Press Release – Albuquerque Debuts 21st Century Air Traffic Control System
For Immediate Release
April 5, 2000
Contact: Roland Herwig
Phone: (405) 954-7500
ALBUQUERQUE, N.M. – Continuing the Federal Aviation Administration's (FAA) intensive program to modernize major portions of the nation's air traffic control system, the FAA today dedicated a new radar display system and HOCSR, the oceanic computer system replacement, in the Albuquerque air-route traffic center in the northeast part of the city.
The Display System Replacement (DSR) succeeds older equipment at the facility with high resolution color displays, improved real-time weather information and weather displays, improved operational flexibility, built-in redundancies and efficient software upgrade capabilities.
"This state-of-the-art system is another milestone in our continuing effort to infuse new technologies into the air traffic control system of tomorrow," said Steve Brown, associate administrator for air traffic services. "From an operational point of view, it is a cornerstone of our air traffic modernization efforts, and from a financial point of view, its nationwide installation is on schedule and within budget."
With DSR in operation, Albuquerque Center air traffic control operations have moved to a new control room environment. The complex transition of operations to the new environment was accomplished in two days without interrupting or compromising service to the flying public.

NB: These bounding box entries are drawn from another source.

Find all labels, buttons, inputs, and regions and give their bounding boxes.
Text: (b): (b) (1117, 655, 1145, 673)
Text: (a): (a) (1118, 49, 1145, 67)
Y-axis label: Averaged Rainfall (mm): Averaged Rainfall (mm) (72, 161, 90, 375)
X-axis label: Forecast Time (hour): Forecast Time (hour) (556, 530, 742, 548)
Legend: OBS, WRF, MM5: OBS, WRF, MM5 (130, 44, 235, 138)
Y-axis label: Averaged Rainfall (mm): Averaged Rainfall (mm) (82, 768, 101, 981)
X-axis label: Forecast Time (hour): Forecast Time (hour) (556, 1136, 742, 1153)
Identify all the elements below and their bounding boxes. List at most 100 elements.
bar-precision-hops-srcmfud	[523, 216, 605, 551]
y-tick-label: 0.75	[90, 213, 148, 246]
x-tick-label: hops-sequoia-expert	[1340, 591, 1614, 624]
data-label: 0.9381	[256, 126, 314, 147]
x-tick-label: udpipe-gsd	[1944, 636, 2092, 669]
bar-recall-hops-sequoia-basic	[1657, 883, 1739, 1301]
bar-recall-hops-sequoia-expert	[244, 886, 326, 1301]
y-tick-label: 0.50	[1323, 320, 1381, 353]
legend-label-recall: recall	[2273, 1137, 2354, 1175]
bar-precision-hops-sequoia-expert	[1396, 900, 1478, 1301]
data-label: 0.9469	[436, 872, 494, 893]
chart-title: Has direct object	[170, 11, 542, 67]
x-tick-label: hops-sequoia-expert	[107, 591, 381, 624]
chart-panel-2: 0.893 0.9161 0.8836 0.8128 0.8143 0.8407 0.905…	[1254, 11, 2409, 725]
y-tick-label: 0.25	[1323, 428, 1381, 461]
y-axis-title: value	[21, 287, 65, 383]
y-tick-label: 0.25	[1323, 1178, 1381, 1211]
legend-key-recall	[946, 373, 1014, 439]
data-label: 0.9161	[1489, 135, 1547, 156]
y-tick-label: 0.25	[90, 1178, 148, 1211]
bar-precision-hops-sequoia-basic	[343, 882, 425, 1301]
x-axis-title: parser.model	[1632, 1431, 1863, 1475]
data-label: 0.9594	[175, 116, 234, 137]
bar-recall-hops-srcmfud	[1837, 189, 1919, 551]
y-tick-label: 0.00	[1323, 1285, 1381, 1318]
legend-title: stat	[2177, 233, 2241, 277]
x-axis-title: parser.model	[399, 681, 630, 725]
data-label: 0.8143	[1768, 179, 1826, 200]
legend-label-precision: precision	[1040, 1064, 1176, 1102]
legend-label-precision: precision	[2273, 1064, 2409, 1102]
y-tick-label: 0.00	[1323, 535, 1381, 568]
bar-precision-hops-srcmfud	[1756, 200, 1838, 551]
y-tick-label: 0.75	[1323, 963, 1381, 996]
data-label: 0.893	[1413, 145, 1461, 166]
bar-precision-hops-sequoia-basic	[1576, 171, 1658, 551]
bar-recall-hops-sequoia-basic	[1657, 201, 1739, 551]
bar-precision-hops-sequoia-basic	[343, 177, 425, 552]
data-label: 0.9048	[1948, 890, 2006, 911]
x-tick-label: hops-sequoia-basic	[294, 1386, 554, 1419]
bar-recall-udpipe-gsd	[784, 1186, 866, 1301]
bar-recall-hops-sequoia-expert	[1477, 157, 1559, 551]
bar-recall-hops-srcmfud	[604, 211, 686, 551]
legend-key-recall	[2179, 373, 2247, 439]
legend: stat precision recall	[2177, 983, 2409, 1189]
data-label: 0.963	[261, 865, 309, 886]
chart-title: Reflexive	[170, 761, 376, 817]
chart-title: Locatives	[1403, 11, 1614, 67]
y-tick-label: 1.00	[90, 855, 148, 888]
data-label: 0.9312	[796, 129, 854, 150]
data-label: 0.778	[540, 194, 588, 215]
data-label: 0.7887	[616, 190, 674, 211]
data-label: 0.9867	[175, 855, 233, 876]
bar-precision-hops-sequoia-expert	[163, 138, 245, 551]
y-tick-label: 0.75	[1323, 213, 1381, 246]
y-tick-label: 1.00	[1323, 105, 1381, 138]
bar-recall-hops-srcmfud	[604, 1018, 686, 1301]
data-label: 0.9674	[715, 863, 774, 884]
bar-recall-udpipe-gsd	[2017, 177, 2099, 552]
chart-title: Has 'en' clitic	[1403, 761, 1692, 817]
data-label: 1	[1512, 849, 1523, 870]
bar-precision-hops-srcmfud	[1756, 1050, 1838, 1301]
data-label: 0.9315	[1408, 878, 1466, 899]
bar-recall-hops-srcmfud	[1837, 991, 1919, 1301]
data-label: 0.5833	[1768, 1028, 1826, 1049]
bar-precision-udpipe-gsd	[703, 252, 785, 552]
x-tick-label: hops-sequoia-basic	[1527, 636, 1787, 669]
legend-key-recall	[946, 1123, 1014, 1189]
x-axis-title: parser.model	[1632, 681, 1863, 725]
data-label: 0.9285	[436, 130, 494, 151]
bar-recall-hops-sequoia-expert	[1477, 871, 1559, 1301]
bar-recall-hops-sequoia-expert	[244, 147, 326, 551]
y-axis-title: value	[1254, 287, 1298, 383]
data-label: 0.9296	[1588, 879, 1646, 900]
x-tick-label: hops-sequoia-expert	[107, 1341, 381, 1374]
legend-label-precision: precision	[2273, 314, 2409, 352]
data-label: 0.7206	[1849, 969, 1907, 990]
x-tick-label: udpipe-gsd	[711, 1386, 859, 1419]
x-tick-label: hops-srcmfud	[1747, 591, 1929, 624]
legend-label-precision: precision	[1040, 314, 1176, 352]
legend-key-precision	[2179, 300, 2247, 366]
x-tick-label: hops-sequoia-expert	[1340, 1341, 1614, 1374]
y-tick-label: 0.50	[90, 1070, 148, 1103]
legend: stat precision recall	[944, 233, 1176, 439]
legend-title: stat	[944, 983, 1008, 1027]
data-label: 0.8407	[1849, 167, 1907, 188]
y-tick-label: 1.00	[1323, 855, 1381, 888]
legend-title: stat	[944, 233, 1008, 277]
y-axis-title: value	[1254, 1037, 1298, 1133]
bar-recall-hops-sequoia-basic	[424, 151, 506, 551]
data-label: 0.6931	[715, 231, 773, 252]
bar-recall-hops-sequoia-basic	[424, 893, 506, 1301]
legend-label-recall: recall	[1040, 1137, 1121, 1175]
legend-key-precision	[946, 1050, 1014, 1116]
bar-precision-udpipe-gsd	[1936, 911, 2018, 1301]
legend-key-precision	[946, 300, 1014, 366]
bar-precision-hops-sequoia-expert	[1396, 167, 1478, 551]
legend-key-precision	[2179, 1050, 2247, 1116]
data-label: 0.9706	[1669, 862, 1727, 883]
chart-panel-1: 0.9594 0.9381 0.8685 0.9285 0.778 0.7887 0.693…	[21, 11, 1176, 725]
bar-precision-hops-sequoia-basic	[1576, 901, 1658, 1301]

DSR technology is now in various stages of installation and testing at FAA en route centers across the country. Lockheed Martin Air Traffic Management of Bethesda, Md., is the prime contractor for the $1.055 billion project.
The FAA continues to aggressively upgrade its air traffic control systems to meet the increasing demands of U.S. aviation. The FAA has completed replacement of the host computes, on budget and ahead of schedule. The host computers process flight plan and radar data and send that information to controllers at the center and other air traffic facilities.
Brown also dedicated the Albuquerque center's new operational Host and Oceanic Computer System Replacement Program, or the new HOCSR. The system gathers all the flight data in domestic and oceanic airspace, processes it and distributes the information to other facilities. The new HOCSR retires the IBM 3083 and 4381 computer processors and provides a platform for future enhancements. All of Albuquerque Center's major air traffic equipment has been replaced this year, Brown said.